4-е марта. Петроград.
На окраинах России в Архангельске, Нарве, Ростове-на-Дону, в Сибири живут настоящие русские люди. Существуют, по-видимому, мощные армии, как русские, так и иностранные[115].
Они, эти люди, не многочисленны, но вероятно сильны духом, желанием победить большевиков и восстановить единую Великую Россию.
Они забыли, наверное, все партийные распри и слились в общем крике, в общем вопле: «долой большевиков»![116] Это их вера, их единственное желание.
У них частная собственность, свободная торговля, свободная личность, законы, право, а, следовательно, и отсутствие голода.
Так предполагаем мы, пребывающие в красном терроре и наши неясные предположения превращаются в уверенность, в веру.
Ведь и они пережили и знают, во что обращена Россия. И хочется помочь этим «белым», перейдя в их ряды, или вредить «красным» в их собственном тылу, забывая террор, опасности, дабы возвратить себе Родину и спокойную жизнь.
Кажется, что столькому научились все русские, что в деле возрождения Родины не могут уже быть допущены коренные ошибки прошлого.
6 марта.
Живешь среди ужаса, террора, голода и разрушения и думаешь постоянно, как бы удрать от большевиков, как бы принести пользу России. И кажется, что в любую минуту с радостью и со злобным лихим порывом полез бы вместе с белыми прямо на действующий большевицкий пулемет, сжимая в руках «свою» винтовку, истребляя безжалостно, но без чувства мести, попадающихся коммунистов, врагов и палачей русского народа.
Это не месть, это правосудие. Это не произвол — это возврат к порядку. И до того эта идея, это возмущение перед терпимым унижением овладевает всем существом, всеми мыслями, что чувство самосохранения совсем замирает. Только бы освободиться. Только бы увидеть, наконец, желанный день конца и бегства красных палачей. Но как «удрать», когда передвижение в совдепии без командировок запрещено.

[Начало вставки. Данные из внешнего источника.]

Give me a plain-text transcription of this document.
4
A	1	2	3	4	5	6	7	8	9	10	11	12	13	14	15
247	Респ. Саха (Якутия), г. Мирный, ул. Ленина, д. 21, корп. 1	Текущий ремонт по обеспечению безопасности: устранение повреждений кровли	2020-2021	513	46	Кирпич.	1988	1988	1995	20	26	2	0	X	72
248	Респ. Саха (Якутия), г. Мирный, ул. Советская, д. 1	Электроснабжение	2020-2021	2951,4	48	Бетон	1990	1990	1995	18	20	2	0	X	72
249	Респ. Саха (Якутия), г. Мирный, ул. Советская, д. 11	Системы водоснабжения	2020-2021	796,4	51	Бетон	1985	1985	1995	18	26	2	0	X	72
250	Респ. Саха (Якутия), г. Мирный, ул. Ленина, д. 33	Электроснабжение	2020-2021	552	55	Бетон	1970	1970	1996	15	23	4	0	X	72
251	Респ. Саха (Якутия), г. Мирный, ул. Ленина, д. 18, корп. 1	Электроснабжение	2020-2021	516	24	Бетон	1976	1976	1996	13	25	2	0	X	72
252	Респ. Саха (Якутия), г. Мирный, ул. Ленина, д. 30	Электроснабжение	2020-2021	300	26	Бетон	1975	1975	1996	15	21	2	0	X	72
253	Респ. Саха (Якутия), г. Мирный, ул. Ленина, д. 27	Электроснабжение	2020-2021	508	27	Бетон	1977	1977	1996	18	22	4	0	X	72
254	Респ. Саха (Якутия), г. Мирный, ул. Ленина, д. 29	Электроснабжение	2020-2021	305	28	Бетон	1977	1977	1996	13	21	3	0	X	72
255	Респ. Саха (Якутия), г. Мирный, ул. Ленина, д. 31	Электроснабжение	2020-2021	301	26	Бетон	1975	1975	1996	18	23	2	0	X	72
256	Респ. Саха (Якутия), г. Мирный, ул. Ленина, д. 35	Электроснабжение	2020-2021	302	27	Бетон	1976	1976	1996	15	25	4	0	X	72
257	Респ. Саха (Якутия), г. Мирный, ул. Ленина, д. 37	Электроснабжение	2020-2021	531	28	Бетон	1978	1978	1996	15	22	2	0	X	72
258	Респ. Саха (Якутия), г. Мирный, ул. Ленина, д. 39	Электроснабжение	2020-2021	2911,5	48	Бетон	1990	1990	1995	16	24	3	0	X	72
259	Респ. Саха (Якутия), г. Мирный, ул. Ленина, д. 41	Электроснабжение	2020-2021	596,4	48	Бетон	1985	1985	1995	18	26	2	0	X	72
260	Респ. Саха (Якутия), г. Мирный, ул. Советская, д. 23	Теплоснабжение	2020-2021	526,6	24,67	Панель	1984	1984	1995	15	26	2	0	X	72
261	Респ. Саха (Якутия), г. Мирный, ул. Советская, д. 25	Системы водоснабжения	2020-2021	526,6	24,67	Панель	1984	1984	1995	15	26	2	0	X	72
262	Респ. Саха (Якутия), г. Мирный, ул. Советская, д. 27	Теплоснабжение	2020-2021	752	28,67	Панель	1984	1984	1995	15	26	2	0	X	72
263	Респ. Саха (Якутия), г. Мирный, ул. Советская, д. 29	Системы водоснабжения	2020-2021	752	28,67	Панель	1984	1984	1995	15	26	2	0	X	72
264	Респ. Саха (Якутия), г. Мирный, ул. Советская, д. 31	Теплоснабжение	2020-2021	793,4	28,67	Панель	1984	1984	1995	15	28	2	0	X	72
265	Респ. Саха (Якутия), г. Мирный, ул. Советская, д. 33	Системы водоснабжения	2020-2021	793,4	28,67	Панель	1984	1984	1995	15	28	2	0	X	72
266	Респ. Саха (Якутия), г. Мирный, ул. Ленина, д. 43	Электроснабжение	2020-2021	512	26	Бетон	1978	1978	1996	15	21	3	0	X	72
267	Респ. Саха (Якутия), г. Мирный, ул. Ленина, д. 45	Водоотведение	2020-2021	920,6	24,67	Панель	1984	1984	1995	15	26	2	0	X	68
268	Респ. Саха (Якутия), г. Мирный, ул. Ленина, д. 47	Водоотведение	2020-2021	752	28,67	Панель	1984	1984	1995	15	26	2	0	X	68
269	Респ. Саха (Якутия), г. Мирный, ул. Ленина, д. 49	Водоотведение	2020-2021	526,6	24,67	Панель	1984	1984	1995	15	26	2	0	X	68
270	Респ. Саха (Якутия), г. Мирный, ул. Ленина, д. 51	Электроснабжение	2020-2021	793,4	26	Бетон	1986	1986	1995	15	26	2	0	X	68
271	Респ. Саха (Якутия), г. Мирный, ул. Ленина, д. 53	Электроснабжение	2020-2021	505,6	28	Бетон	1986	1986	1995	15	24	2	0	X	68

Совершенно случайно узнал, что один знакомый моего отца состоит в белой организации в Петрограде. Он участвовал в знаменитом «ледяном походе» и приехал опять в советскую Россию, чтобы работать против коммунистов, будучи членом их партии…
Мне кажется, что «белые» и состоят из таких людей[117]. Я просил отца познакомить меня с ним, передав ему, что я хочу быть полезным белым и России.

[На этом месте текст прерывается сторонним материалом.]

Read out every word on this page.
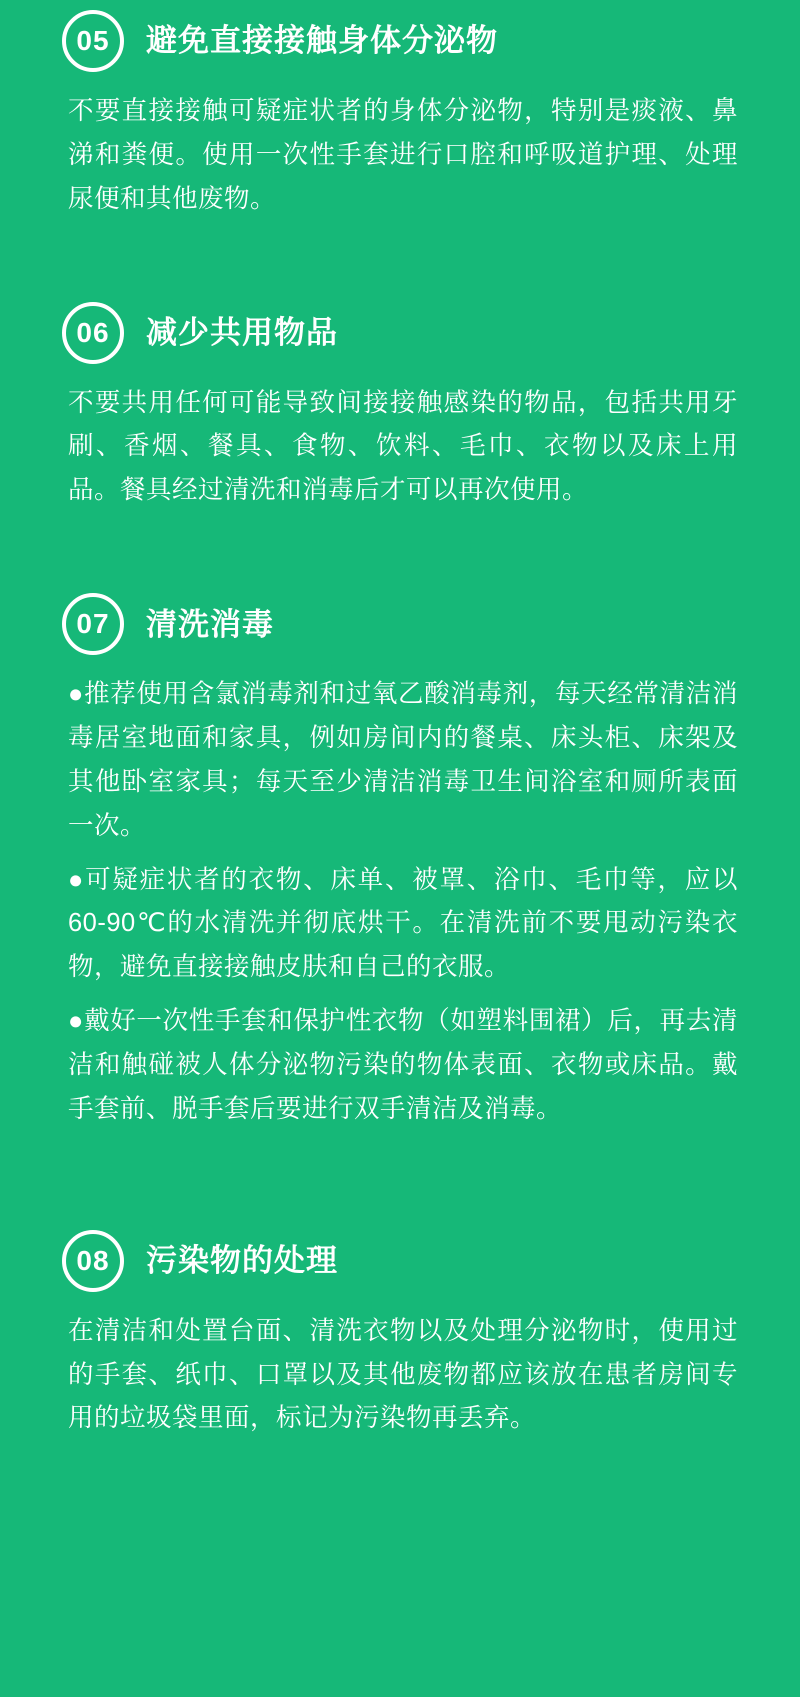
05	避免直接接触身体分泌物

不要直接接触可疑症状者的身体分泌物，特别是痰液、鼻涕和粪便。使用一次性手套进行口腔和呼吸道护理、处理尿便和其他废物。

06	减少共用物品

不要共用任何可能导致间接接触感染的物品，包括共用牙刷、香烟、餐具、食物、饮料、毛巾、衣物以及床上用品。餐具经过清洗和消毒后才可以再次使用。

07	清洗消毒

●推荐使用含氯消毒剂和过氧乙酸消毒剂，每天经常清洁消毒居室地面和家具，例如房间内的餐桌、床头柜、床架及其他卧室家具；每天至少清洁消毒卫生间浴室和厕所表面一次。

●可疑症状者的衣物、床单、被罩、浴巾、毛巾等，应以60-90℃的水清洗并彻底烘干。在清洗前不要甩动污染衣物，避免直接接触皮肤和自己的衣服。

●戴好一次性手套和保护性衣物（如塑料围裙）后，再去清洁和触碰被人体分泌物污染的物体表面、衣物或床品。戴手套前、脱手套后要进行双手清洁及消毒。

08	污染物的处理

在清洁和处置台面、清洗衣物以及处理分泌物时，使用过的手套、纸巾、口罩以及其他废物都应该放在患者房间专用的垃圾袋里面，标记为污染物再丢弃。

8 марта 1919 года, Петроград.
Сегодня меня мобилизовали в красную армию, как бывшего офицера, но сказали, что вызовут по мере надобности и отправят на фронт, но утешили, что пехотных офицеров им сейчас не нужно, а потому я пока могу жить в Петрограде, но уже окончательно лишаюсь права выезжать из города, даже по командировкам от советской гражданской службы, если я на таковой состою.
Таким образом я получил и соответствующую бумагу от красного штаба Петроградского укрепленного района (площадь Уриц кого, то есть бывшая Дворцовая площадь). Хочешь, или нет, а поезжай воевать и рисковать жизнью за какую-то кучку жидов и негодяев, которых ненавидишь всеми силами души.